Algunos años atrás Lawrence se coló en el garaje de robots. Aquellos compactos vehículos de oruga que en un principio solían cuidar de los elaborados jardines de la cúpula, fueron reemplazados por unos nuevos modelos más eficientes cuando actualizaron su programa de SA de mantenimiento. Había descubierto la antigua rampa de hormigón en medio de una maraña de arbustos de flores doradas que se había dejado crecer y trepar por un descuidado muro ahora que ya no se utilizaba la entrada. En Amethi, las instalaciones de servicios solían o bien enterrarse o sacarlas y alejarlas de la cúpula. Dado el elevado coste de construir un terreno habitable limitado, lo último que se le ocurría a su propietario era atestar la valiosa superficie de pequeños edificios, ni siquiera calles ni senderos. Al pie de la rampa había una puerta elevable que se abría al accionar unas antiguas y oxidadas palancas. Para un niño de nueve años, abrirlas significaba realizar un extraordinario acopio de fuerzas y persistencia, pero Lawrence lo consiguió, y su recompensa fue poder entrar en aquella cueva de hormigón que olía a humedad estancada y que medía unos diez metros de profundidad. El techo no levantaba ni dos metros del suelo; por el suelo, las paredes y el techo corrían extraños carriles metálicos por los que una vez habían corrido brazos mecánicos. Pero todavía quedaba energía y un nodo de datos.
Desde entonces aquélla fue su madriguera. Allí llevó las cosas más necesarias, como un desvencijado sofá de cuero escarlata, montones de cojines, un par de mesas, un modelo desfasado de perla de escritorio, un equipo de sonido cuya potencia pondría los dientes largos a cualquier banda de rock duro, dos torres de memoria activa que su padre había rescatado de la oficina para él, un variado surtido de herramientas y algunas cajas de juguetes con los que nunca jugó. Había colocado pantallas de sábana sobre las paredes, incluso sobre parte del techo. Un mosaico de imágenes se ponía en movimiento en cuanto entraba por la puerta; algunas procedían de las torres de memoria y otras eran emisiones en directo de las cámaras del banco de datos.

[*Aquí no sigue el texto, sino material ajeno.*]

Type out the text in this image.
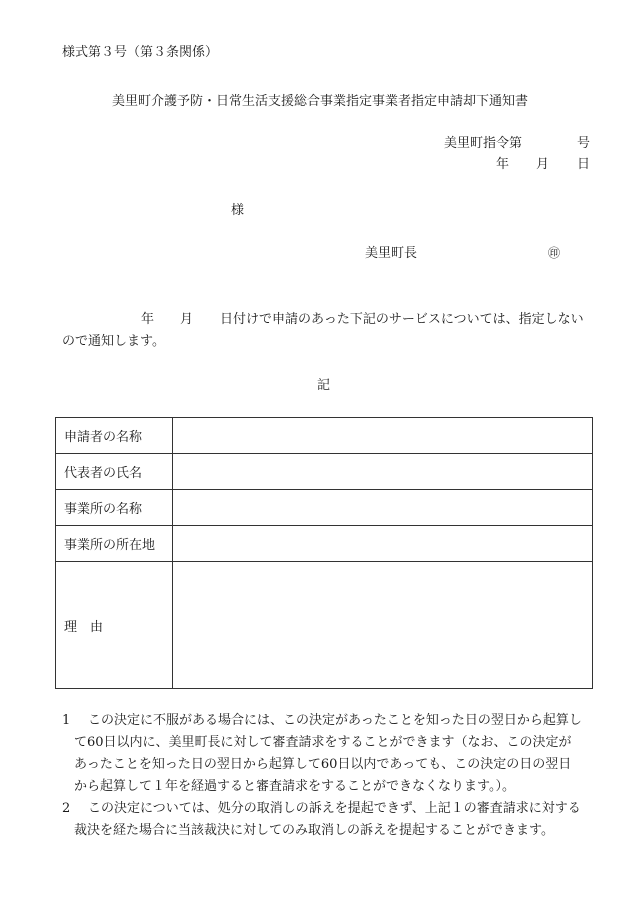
様式第３号（第３条関係）
美里町介護予防・日常生活支援総合事業指定事業者指定申請却下通知書
美里町指令第	号
年 月 日
様
美里町長	㊞
年 月 日付けで申請のあった下記のサービスについては、指定しない
ので通知します。
記
申請者の名称	
代表者の氏名	
事業所の名称	
事業所の所在地	
理　由	
1 この決定に不服がある場合には、この決定があったことを知った日の翌日から起算し
て60日以内に、美里町長に対して審査請求をすることができます（なお、この決定が
あったことを知った日の翌日から起算して60日以内であっても、この決定の日の翌日
から起算して１年を経過すると審査請求をすることができなくなります。）。
2 この決定については、処分の取消しの訴えを提起できず、上記１の審査請求に対する
裁決を経た場合に当該裁決に対してのみ取消しの訴えを提起することができます。
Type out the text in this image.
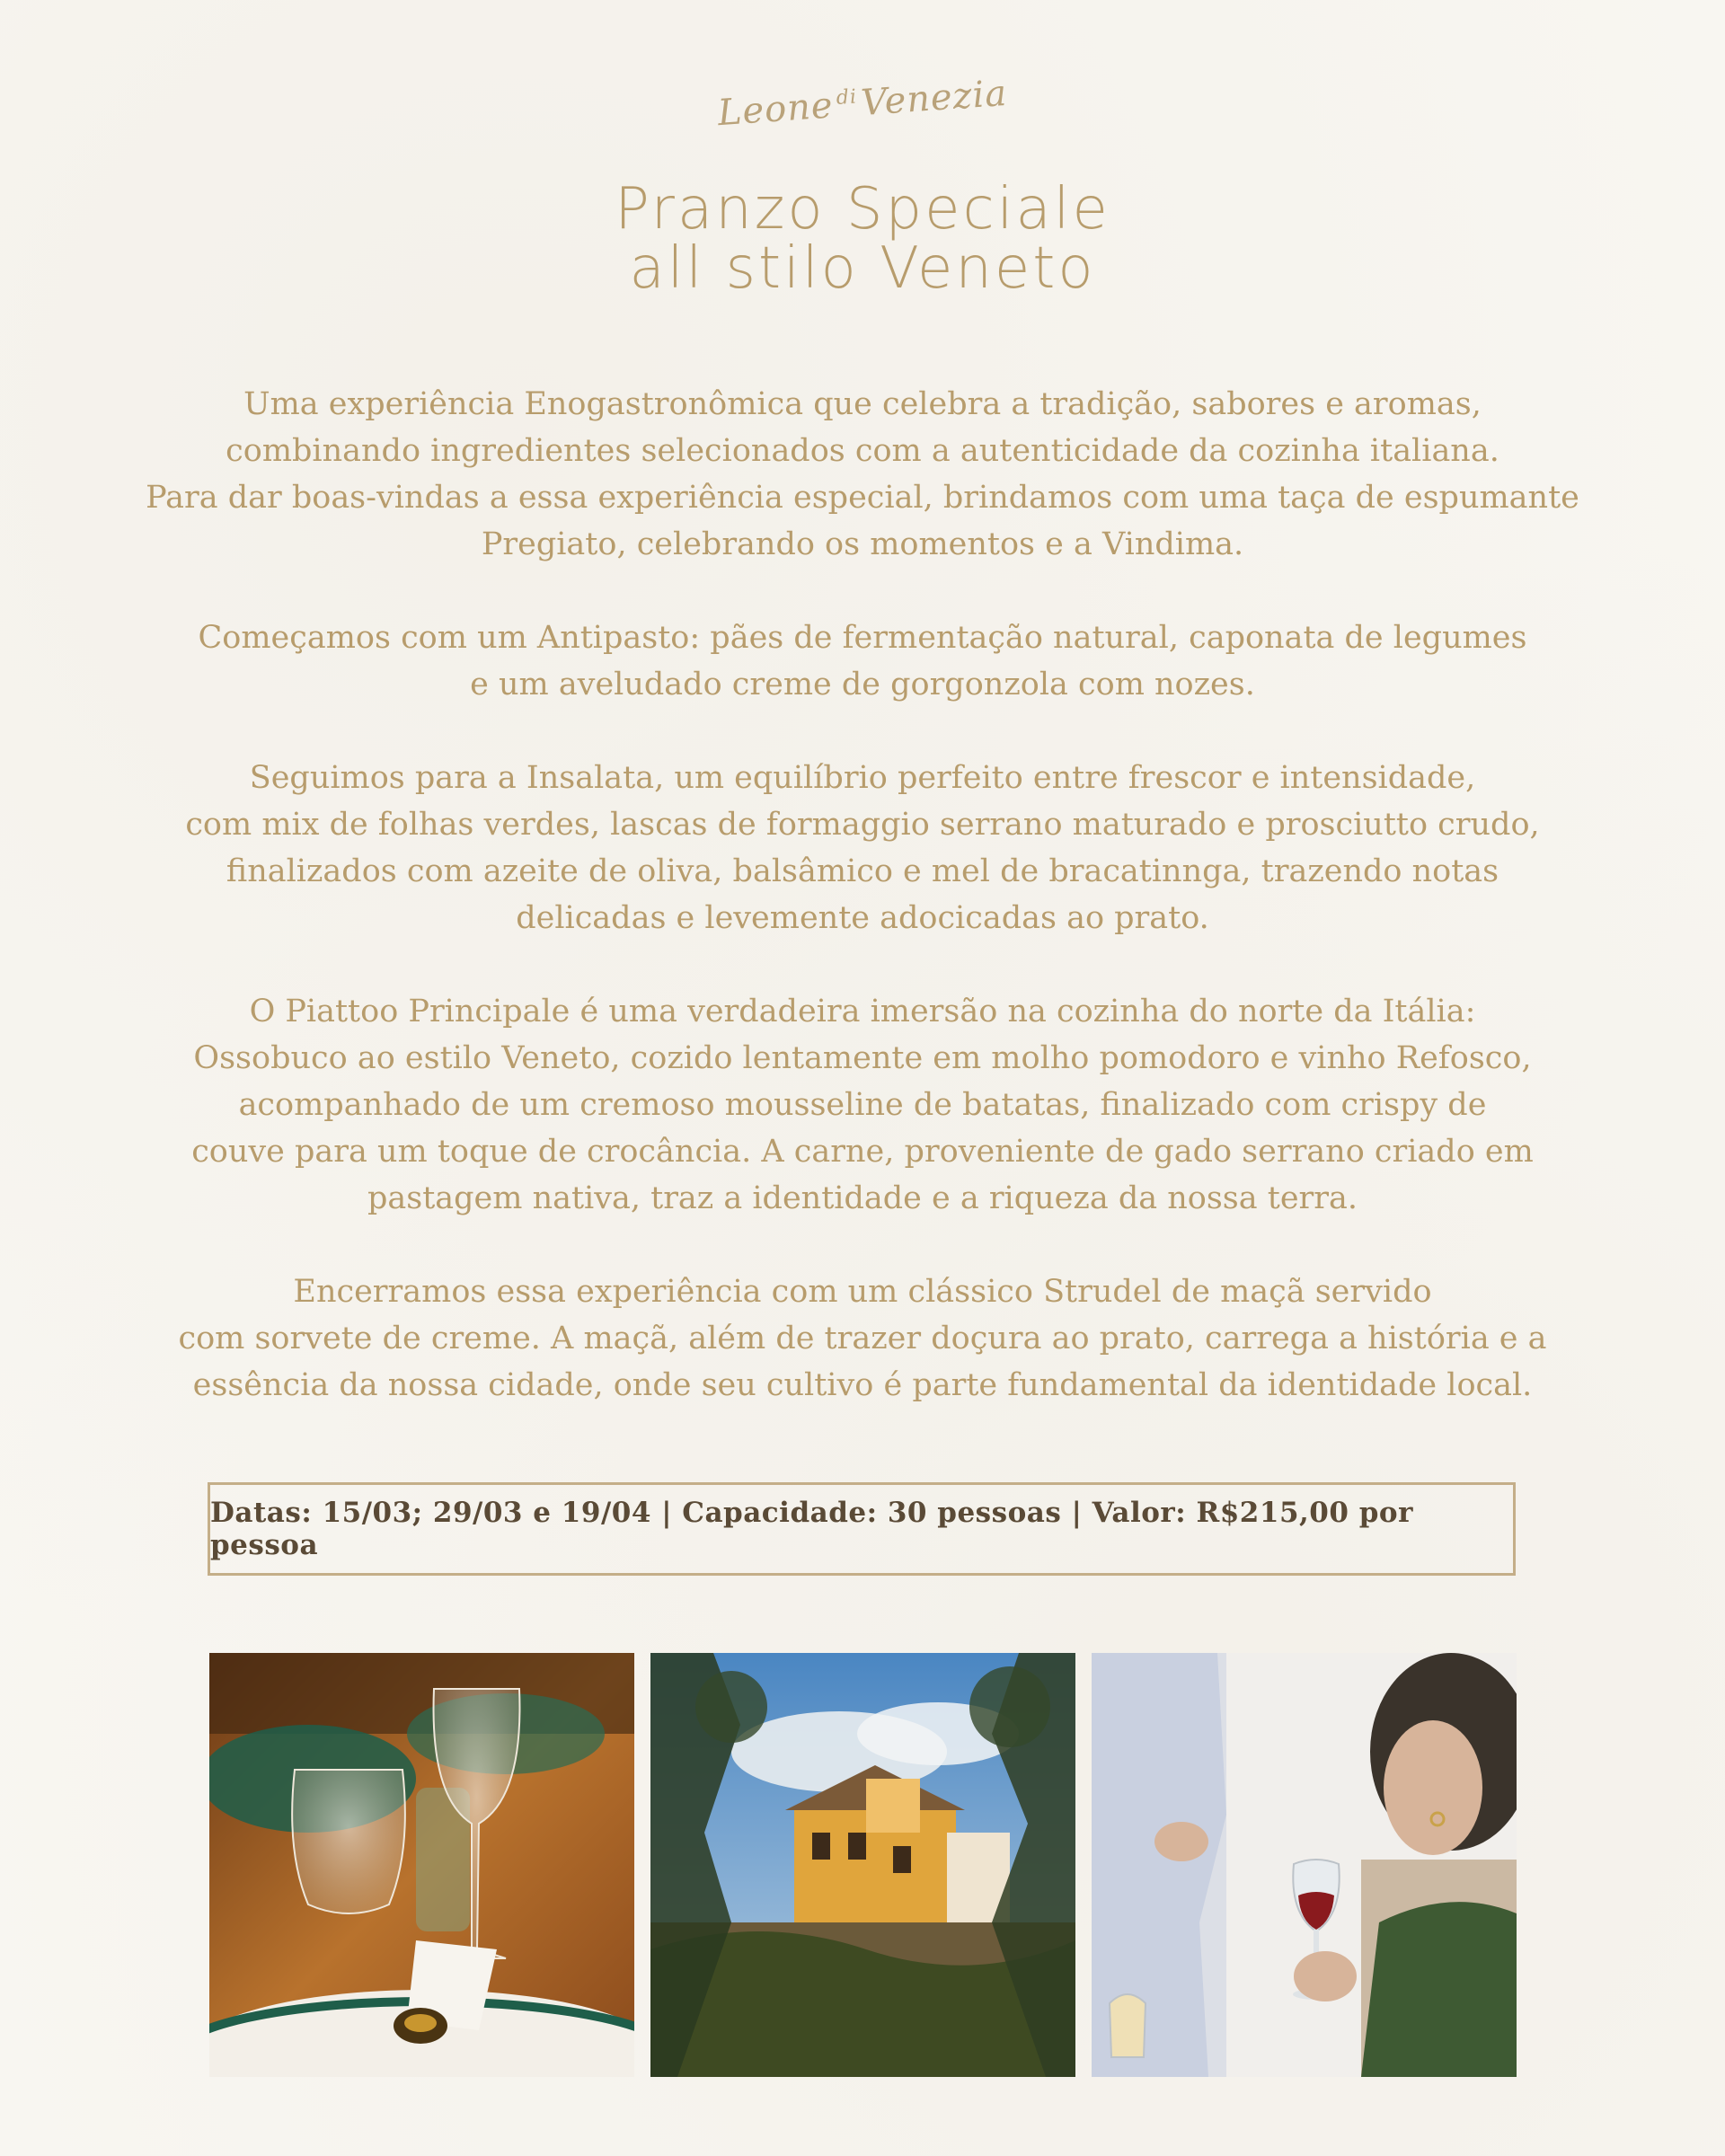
Leone$^{di}$Venezia
Pranzo Speciale
all stilo Veneto

Uma experiência Enogastronômica que celebra a tradição, sabores e aromas,
combinando ingredientes selecionados com a autenticidade da cozinha italiana.
Para dar boas-vindas a essa experiência especial, brindamos com uma taça de espumante
Pregiato, celebrando os momentos e a Vindima.

Começamos com um Antipasto: pães de fermentação natural, caponata de legumes
e um aveludado creme de gorgonzola com nozes.

Seguimos para a Insalata, um equilíbrio perfeito entre frescor e intensidade,
com mix de folhas verdes, lascas de formaggio serrano maturado e prosciutto crudo,
finalizados com azeite de oliva, balsâmico e mel de bracatinnga, trazendo notas
delicadas e levemente adocicadas ao prato.

O Piattoo Principale é uma verdadeira imersão na cozinha do norte da Itália:
Ossobuco ao estilo Veneto, cozido lentamente em molho pomodoro e vinho Refosco,
acompanhado de um cremoso mousseline de batatas, finalizado com crispy de
couve para um toque de crocância. A carne, proveniente de gado serrano criado em
pastagem nativa, traz a identidade e a riqueza da nossa terra.

Encerramos essa experiência com um clássico Strudel de maçã servido
com sorvete de creme. A maçã, além de trazer doçura ao prato, carrega a história e a
essência da nossa cidade, onde seu cultivo é parte fundamental da identidade local.

Datas: 15/03; 29/03 e 19/04 | Capacidade: 30 pessoas | Valor: R$215,00 por pessoa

Era el lugar ideal para refugiarse tanto de su familia como del resto de Amethi. Sus cuatro hermanos menores sabían que debían permanecer alejados del escondite a menos que él los invitara.

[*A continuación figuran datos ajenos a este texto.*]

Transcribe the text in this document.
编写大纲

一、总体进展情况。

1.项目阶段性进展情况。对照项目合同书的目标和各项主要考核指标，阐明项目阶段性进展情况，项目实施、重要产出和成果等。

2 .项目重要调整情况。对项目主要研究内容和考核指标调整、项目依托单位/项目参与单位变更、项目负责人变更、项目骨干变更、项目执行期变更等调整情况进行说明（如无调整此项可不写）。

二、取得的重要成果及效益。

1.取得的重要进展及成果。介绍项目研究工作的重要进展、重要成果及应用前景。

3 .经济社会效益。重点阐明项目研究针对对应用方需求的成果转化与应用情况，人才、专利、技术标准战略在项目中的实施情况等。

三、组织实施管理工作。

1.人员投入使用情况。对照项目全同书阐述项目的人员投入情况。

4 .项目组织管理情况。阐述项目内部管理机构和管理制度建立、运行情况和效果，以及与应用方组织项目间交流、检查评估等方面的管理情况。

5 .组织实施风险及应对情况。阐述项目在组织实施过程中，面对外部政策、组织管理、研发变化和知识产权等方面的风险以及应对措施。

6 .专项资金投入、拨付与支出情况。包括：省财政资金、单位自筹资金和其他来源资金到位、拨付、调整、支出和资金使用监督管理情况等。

Cuando regresaron de la excursión a la granja volvió enseguida a la guarida. Las pantallas de sábana mostraban imágenes de Templeton, tomadas por las cámaras que había montadas en la cumbre de distintas cúpulas. Se veían escenas de la resplandeciente luna creciente de Nizana, emitidas por el telescopio del departamento de astronomía de una escuela cercana. También se veían las imágenes que enviaba el telescopio que seguía a Barric, la tercera luna más grande.
Lawrence ordenó a la perla de escritorio que buscara la emisión de un puerto espacial y que la proyectara en la pantalla de sábana más grande, la que colgaba delante del sofá y que abarcaba la mitad de la pared. La cámara debía de estar colocada en la torre de control; se veía la amplia pista de aterrizaje gris perdiéndose en la desolada y rojiza tundra. No se veían naves ni aterrizando ni despegando.

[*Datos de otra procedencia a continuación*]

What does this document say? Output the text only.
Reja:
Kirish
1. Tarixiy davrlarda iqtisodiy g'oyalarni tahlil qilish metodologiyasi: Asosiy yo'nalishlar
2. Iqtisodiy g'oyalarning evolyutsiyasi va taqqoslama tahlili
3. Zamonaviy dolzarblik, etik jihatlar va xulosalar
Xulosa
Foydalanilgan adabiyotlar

—Consígueme un episodio de Destino: Horizonte —le ordenó a la perla.
—¿Cuál? —preguntó el programa de SA.
—Da igual. No. Espera. Serie uno, episodio cinco: Creación-5. Quiero una tercera persona con los parámetros que elegí la última vez. Ponlo en la pantalla grande, cierra las demás. —Se repantigó en el sofá y puso los pies sobre el apoyabrazos. El resto de las pantallas se fundieron en negro. Frente a él empezaron a pasar los créditos y al tiempo comenzó a sonar la sintonía de apertura, haciendo temblar las delgadas pantallas.
Había descubierto Destino: Horizonte dos años atrás, mientras realizaba una búsqueda por los catálogos de las compañías multimedia de Amethi; por lo que sabía, era la mejor serie de ciencia-ficción que se había rodado nunca. No era en vivo, pero permitía elegir un personaje para poder ver los episodios desde el punto de vista de cualquiera de los personajes principales. Además no era «educativa» como todos esos dramones en vivo de Amethi dirigidos a los jóvenes.
En la serie, ambientada en un futuro lejano, aparecía la asombrosa nave espacial Ultema, cuya misión consistía en explorar una sección del brazo espiral perdido en la galaxia de la Tierra; varios miembros de la tripulación eran alienígenas y los fabulosos mundos que visitaban eran espeluznantes. También debían luchar contra unas imponentes criaturas malignas, los delexianos, que querían impedir que se adentraran en su territorio. Se había importado de la Tierra hacía treinta años, aunque el copyright era de 2287. La librería de la compañía multimedia sólo disponía de treinta episodios; Lawrence los había visto todos ya tantas veces que podía recitar casi todos los diálogos de memoria. No podía creer que no hubieran rodado más. La dirección del club de fans de la serie que aparecía en el banco de datos de la Tierra se incluía en el menú de contenidos extras de cada episodio, de modo que Lawrence pagó una nave de transporte para enviarles un mensaje de texto solicitándoles más información. Cada vez que una nave regresaba a Amethi, Lawrence revisaba su SA de comunicación, pero nunca le contestaron.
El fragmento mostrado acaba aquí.